I would, however, like to understand the logic behind Lynas's decision to build the LAMP in Malaysia. The mere fact that they have to ship material, including the 'waste content' a huge distance rather than processing it closer to the mine/concentration plant isn't logical to me? Secondly, what is the 'backup' plan if Malaysia says 'no' at this point? I'm very long Lynas and plan to add to my position on positive announcement regarding the LAMP. Good luck longs
Tax incentives Low labor rate. Mines in OZ are far from population centers Besides much higher base labor rate, it is very expensive to relocate or have people go TDY to location. Water. Process uses lots of water Mt Weld has almost none. MCP has process that recycles water but this is highly energy intensive. Large quantities of Diesel fuel would have to be trucked in to use this process. MCP has unlimited NAT GAS 8 miles away, They are having problems with the last 8 miles. Note concentration also takes lots of water but this water is much easier to recycle. Proximity to end users. This is not as important because of value / KG even air is reasonable for shipping but it is a factor when end users can visit plant by car.
A nice location for rare earth supplier to be close to chemical companies,,,using product.
Ongkili endorses the idea of downstream business.
Last year,,, Ongkili told Parliament his ministry — which OVERSEES both the AELB and Nuclear Malaysia — had used Australian standards and that a report from a UK-based ecotoxicological lab had found that the plant would not be dangerous to the surrounding area and how the plant will not be dangerous to the public, saying it is completely different from the Asian Rare Earth plant.
Ongkili has consistently backed Lynas throughout this whole process. He has told Parliament on one occasion that “the radiation level from the plant’s waste is considered low enough by international standards for the residue to be considered as industrial instead of radioactive waste”,,,reminding parliament that RM300 million has already been poured into two factories in Gebeng that will produce the hydrochloric and sulphuric acid needed to extract the rare earth metals.
Science, Technology and Innovations Minister Datuk Seri Dr Maximus Ongkili said the feedback were sent to AELB by emails and letters.
"The board will take into account all these inputs.
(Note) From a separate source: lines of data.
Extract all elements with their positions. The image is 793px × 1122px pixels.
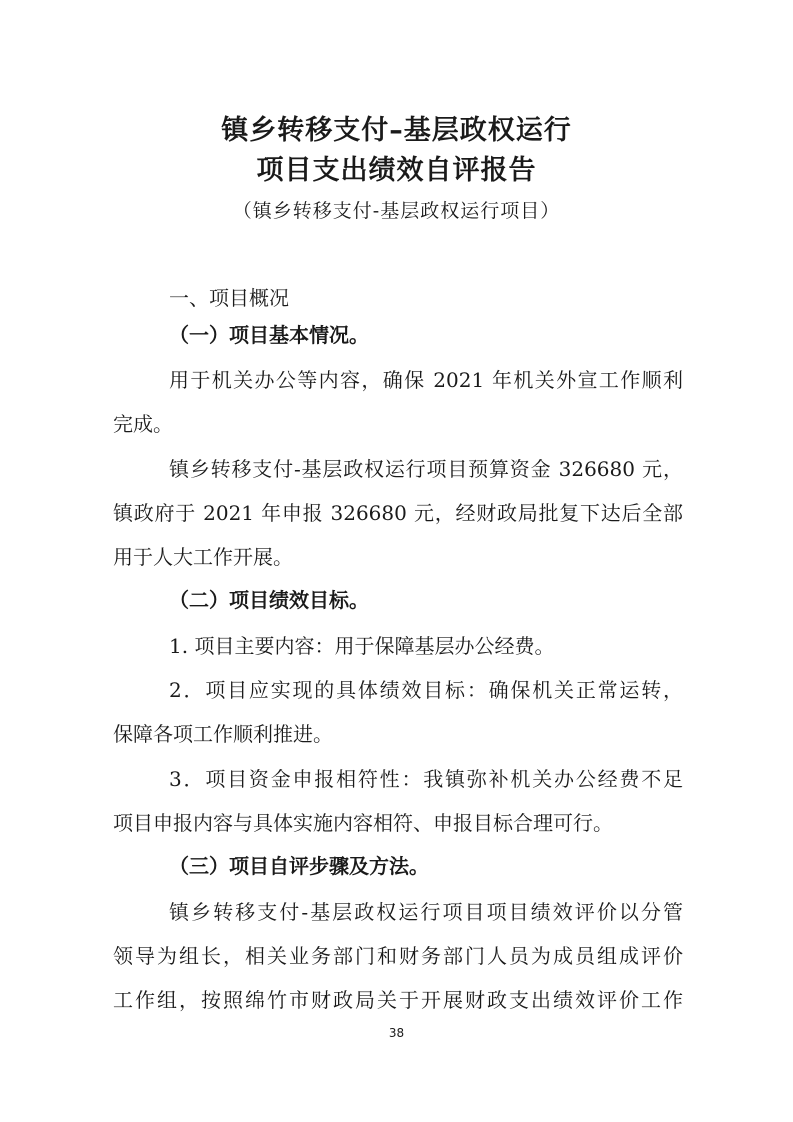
- subsection-heading-basic-info: （一）项目基本情况。: [169, 323, 369, 347]
- paragraph-line: 用于人大工作开展。: [113, 545, 293, 569]
- paragraph-line: 完成。: [113, 412, 173, 436]
- subsection-heading-evaluation-method: （三）项目自评步骤及方法。: [169, 854, 429, 878]
- list-item-continuation: 保障各项工作顺利推进。: [113, 722, 333, 746]
- report-subtitle: （镇乡转移支付-基层政权运行项目）: [232, 200, 561, 222]
- list-item: 3．项目资金申报相符性：我镇弥补机关办公经费不足: [169, 767, 683, 791]
- paragraph-line: 领导为组长，相关业务部门和财务部门人员为成员组成评价: [113, 944, 683, 968]
- report-title-line-2: 项目支出绩效自评报告: [256, 155, 537, 186]
- report-title-line-1: 镇乡转移支付–基层政权运行: [221, 115, 572, 146]
- list-item: 2．项目应实现的具体绩效目标：确保机关正常运转，: [169, 678, 683, 702]
- list-item: 1. 项目主要内容：用于保障基层办公经费。: [169, 634, 555, 658]
- page-number: 38: [388, 1026, 405, 1040]
- paragraph-line: 用于机关办公等内容，确保 2021 年机关外宣工作顺利: [169, 368, 683, 392]
- section-heading-overview: 一、项目概况: [169, 286, 289, 310]
- subsection-heading-performance-goals: （二）项目绩效目标。: [169, 588, 369, 612]
- list-item-continuation: 项目申报内容与具体实施内容相符、申报目标合理可行。: [113, 811, 613, 835]
- paragraph-line: 镇乡转移支付-基层政权运行项目项目绩效评价以分管: [169, 900, 683, 924]
- paragraph-line: 镇政府于 2021 年申报 326680 元，经财政局批复下达后全部: [113, 501, 683, 525]
- paragraph-line: 镇乡转移支付-基层政权运行项目预算资金 326680 元，: [169, 457, 683, 481]
- paragraph-line: 工作组，按照绵竹市财政局关于开展财政支出绩效评价工作: [113, 988, 683, 1012]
Altogether, 324 people came forward to scrutinise the Lynas' application document displayed at four centres," he said.
Ongkili added that the AELB met today to study the suggestions and ideas, and would decide whether to award the licence.
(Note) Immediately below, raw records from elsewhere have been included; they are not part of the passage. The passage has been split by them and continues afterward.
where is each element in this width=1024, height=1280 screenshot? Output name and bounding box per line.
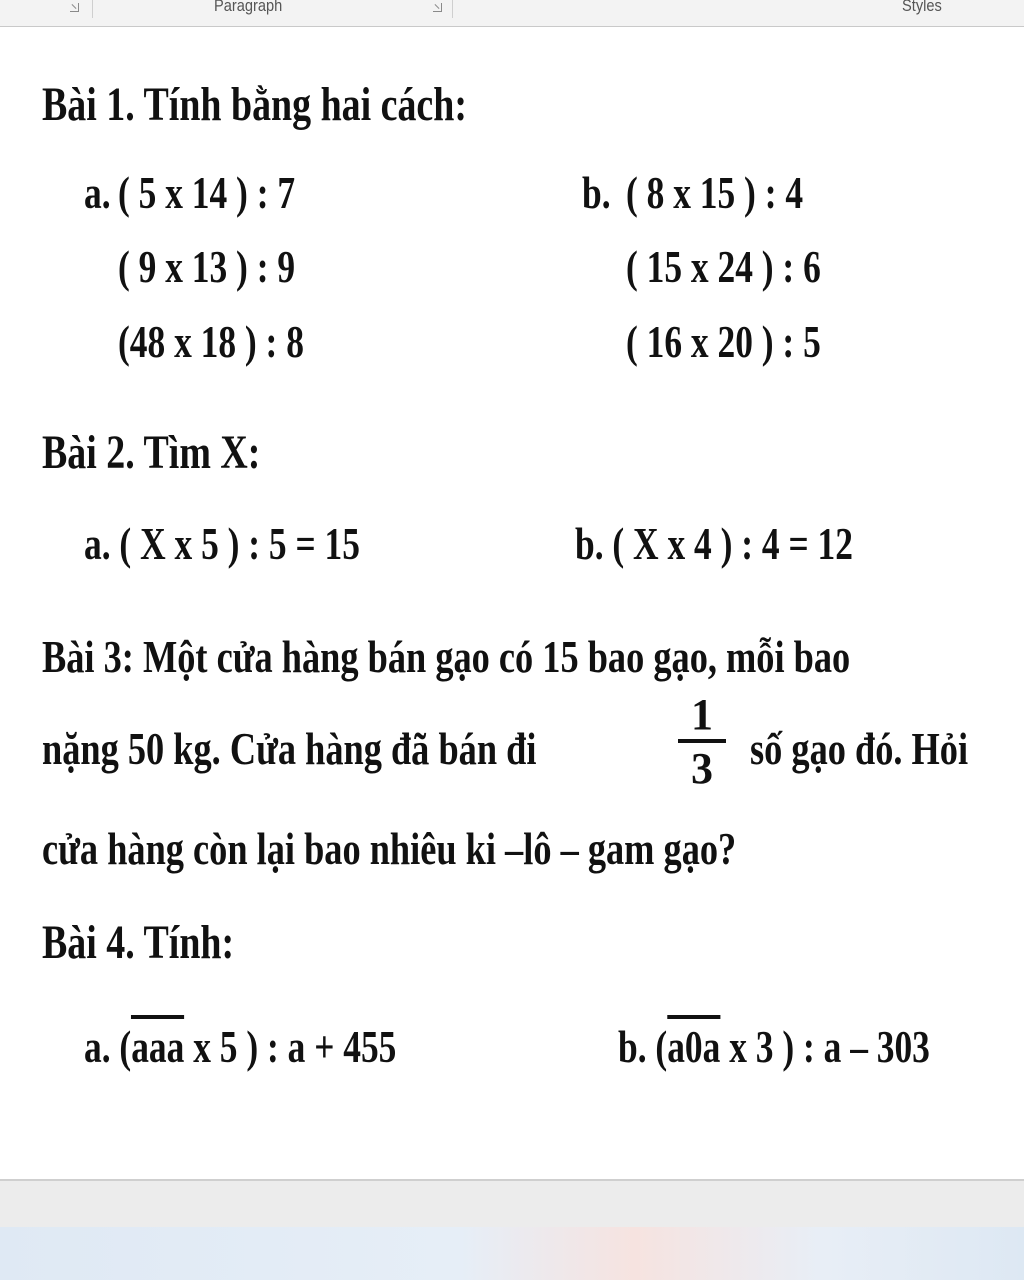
status-bar xyxy=(0,1179,1024,1229)
bai3-line-1: Bài 3: Một cửa hàng bán gạo có 15 bao gạo, mỗi bao xyxy=(42,631,851,682)
bai4-a-prefix: a. ( xyxy=(84,1021,132,1072)
bai3-line-3: cửa hàng còn lại bao nhiêu ki –lô – gam gạo? xyxy=(42,823,737,874)
paragraph-group-label: Paragraph xyxy=(214,0,283,15)
bai2-a-equation: a. ( X x 5 ) : 5 = 15 xyxy=(84,518,360,569)
bai1-b-label: b. xyxy=(582,167,611,218)
bai1-b2-expression: ( 15 x 24 ) : 6 xyxy=(626,241,821,292)
bai4-b-overlined-number: a0a xyxy=(667,1015,720,1072)
font-dialog-launcher-icon[interactable] xyxy=(70,3,79,12)
bai1-a-label: a. xyxy=(84,167,111,218)
paragraph-dialog-launcher-icon[interactable] xyxy=(433,3,442,12)
bai4-b-prefix: b. ( xyxy=(618,1021,668,1072)
desktop-background xyxy=(0,1227,1024,1280)
fraction-denominator: 3 xyxy=(691,744,713,793)
document-page[interactable] xyxy=(0,27,1024,1179)
bai2-b-equation: b. ( X x 4 ) : 4 = 12 xyxy=(575,518,853,569)
bai2-heading: Bài 2. Tìm X: xyxy=(42,426,261,479)
bai4-a-suffix: x 5 ) : a + 455 xyxy=(184,1021,397,1072)
bai4-a-expression xyxy=(84,1020,396,1073)
bai1-a3-expression: (48 x 18 ) : 8 xyxy=(118,316,304,367)
bai3-line-2-after: số gạo đó. Hỏi xyxy=(750,723,969,774)
bai1-b1-expression: ( 8 x 15 ) : 4 xyxy=(626,167,804,218)
bai1-a2-expression: ( 9 x 13 ) : 9 xyxy=(118,241,296,292)
bai4-heading: Bài 4. Tính: xyxy=(42,916,235,969)
styles-group-label: Styles xyxy=(902,0,942,15)
bai1-heading: Bài 1. Tính bằng hai cách: xyxy=(42,78,467,131)
bai4-a-overlined-number: aaa xyxy=(131,1015,184,1072)
bai3-line-2-before: nặng 50 kg. Cửa hàng đã bán đi xyxy=(42,723,537,774)
fraction-bar xyxy=(678,739,726,743)
ribbon-separator xyxy=(92,0,93,18)
bai1-b3-expression: ( 16 x 20 ) : 5 xyxy=(626,316,821,367)
bai3-fraction xyxy=(678,690,726,793)
ribbon-group-labels xyxy=(0,0,1024,27)
bai4-b-expression xyxy=(618,1020,930,1073)
fraction-numerator: 1 xyxy=(691,690,713,739)
bai1-a1-expression: ( 5 x 14 ) : 7 xyxy=(118,167,296,218)
bai4-b-suffix: x 3 ) : a – 303 xyxy=(720,1021,930,1072)
ribbon-separator xyxy=(452,0,453,18)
"I hope they will issue a statement in the next few days depending on what has transpired in the meeting," he said.
LAMP came to Malaysia because Lynas was lured by the Mylaysian government with tax incentives and other welcomes. LAMP affords an opportunity for Malaysians to get their feet in the door to advanced science, knowledge and technology. I am for utmost safety, but don't understand how ordinary citizens can know better than worldwide independent panel of people in the know?